Amorphous ZrO2 from Ab-initio molecular dynamics: Structural, electronic and dielectric properties
Xinyuan Zhao (1, 2), Davide Ceresoli (1), David Vanderbilt (1) ((1), Department of Physics, Astronomy, Rutgers University, (2) School of, Physics, Georgia Institute of Technology)

TL;DR
This paper models amorphous ZrO2 using ab-initio molecular dynamics, analyzing its structural, vibrational, electronic, and dielectric properties, revealing similarities to crystalline phases and potential for improved dielectric applications.
Contribution
It introduces a melt-and-quench ab-initio simulation approach to accurately model amorphous ZrO2 and investigates its properties from first principles.
Findings
Total static dielectric constant around 22
Electronic dielectric constant similar to crystalline phases
Structural analysis shows coordination statistics of amorphous ZrO2
Abstract
Realistic models of amorphous ZrO2 are generated in a ``melt-and-quench'' fashion using ab-initio molecular dynamics in a plane-wave pseudopotential formulation of density-functional theory.
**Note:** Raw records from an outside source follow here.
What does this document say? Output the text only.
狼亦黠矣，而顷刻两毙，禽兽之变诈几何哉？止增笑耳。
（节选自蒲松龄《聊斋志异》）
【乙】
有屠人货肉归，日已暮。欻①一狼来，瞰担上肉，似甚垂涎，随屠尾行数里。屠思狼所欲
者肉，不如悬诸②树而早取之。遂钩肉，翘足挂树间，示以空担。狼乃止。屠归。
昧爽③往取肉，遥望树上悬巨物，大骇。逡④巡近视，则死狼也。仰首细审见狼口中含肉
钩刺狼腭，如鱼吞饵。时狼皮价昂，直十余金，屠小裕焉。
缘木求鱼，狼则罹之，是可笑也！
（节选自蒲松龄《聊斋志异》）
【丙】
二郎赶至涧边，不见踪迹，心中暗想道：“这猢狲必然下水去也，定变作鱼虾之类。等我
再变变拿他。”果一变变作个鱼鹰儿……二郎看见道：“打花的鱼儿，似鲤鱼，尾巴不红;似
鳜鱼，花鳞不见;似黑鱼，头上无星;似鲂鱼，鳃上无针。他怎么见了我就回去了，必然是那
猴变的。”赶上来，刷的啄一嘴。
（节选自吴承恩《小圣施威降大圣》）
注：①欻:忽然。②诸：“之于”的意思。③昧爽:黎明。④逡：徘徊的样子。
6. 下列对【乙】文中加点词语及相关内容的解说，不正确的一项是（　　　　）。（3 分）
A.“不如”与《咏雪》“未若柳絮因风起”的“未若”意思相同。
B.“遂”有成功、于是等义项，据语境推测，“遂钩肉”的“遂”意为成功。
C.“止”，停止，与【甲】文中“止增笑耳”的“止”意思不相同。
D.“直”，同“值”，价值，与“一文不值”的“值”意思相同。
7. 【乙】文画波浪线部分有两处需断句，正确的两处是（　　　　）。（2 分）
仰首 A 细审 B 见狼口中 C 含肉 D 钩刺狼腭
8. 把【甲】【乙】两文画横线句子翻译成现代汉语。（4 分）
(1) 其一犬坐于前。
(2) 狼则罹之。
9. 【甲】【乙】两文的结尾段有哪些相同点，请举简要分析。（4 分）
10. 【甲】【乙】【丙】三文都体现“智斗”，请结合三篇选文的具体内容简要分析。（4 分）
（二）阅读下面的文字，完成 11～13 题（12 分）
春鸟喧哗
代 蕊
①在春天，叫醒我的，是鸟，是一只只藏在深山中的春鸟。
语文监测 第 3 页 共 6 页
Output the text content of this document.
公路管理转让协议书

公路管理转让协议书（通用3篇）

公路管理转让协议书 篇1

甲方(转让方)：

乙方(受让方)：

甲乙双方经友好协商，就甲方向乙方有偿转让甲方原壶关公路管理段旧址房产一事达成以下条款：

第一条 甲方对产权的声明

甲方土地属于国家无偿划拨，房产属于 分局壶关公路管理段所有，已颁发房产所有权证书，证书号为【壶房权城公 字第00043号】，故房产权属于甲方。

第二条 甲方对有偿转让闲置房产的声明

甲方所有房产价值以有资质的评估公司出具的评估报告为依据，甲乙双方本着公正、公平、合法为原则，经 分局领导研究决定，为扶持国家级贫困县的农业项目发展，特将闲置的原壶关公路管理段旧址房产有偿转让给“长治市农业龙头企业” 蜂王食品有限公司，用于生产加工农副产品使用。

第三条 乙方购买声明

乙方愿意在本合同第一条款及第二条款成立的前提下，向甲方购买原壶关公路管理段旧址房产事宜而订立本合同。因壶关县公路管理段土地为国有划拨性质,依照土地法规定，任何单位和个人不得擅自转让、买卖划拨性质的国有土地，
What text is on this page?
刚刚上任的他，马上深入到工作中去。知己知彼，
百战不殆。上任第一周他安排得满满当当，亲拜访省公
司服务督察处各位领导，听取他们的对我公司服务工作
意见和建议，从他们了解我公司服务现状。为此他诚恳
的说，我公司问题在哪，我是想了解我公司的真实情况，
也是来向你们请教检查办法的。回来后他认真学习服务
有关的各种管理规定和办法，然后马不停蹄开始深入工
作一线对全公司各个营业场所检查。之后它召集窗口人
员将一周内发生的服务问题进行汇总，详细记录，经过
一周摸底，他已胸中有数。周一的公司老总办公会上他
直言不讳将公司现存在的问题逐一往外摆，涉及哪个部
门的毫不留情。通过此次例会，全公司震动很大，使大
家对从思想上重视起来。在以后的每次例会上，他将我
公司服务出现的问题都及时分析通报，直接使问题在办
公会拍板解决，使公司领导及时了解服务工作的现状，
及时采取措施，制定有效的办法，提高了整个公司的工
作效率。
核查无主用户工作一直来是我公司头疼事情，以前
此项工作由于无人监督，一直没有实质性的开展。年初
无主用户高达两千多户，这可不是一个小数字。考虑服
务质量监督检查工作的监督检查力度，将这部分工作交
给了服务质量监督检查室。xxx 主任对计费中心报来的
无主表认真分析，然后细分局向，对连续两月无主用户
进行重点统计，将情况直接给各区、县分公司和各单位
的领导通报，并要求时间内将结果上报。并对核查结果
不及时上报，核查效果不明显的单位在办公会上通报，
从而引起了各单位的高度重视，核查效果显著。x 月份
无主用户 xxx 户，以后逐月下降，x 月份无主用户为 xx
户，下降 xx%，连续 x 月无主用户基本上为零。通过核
The structural properties of the resulting amorphous models are analyzed, with special attention to coordination statistics. The vibrational and dielectric properties of one of these models are then investigated from first principles using linear-response methods. The electronic dielectric constant and Born effective charges are found to be very similar to those of the crystalline phases. Encouragingly, the predicted total static dielectric constant is about 22, comparable to that of the monoclinic phase. This work is motivated by the search for improved gate dielectric materials for sub-0.1 micron CMOS technology, and may also have implications for HfO2 and for silicates of ZrO2 and HfO2.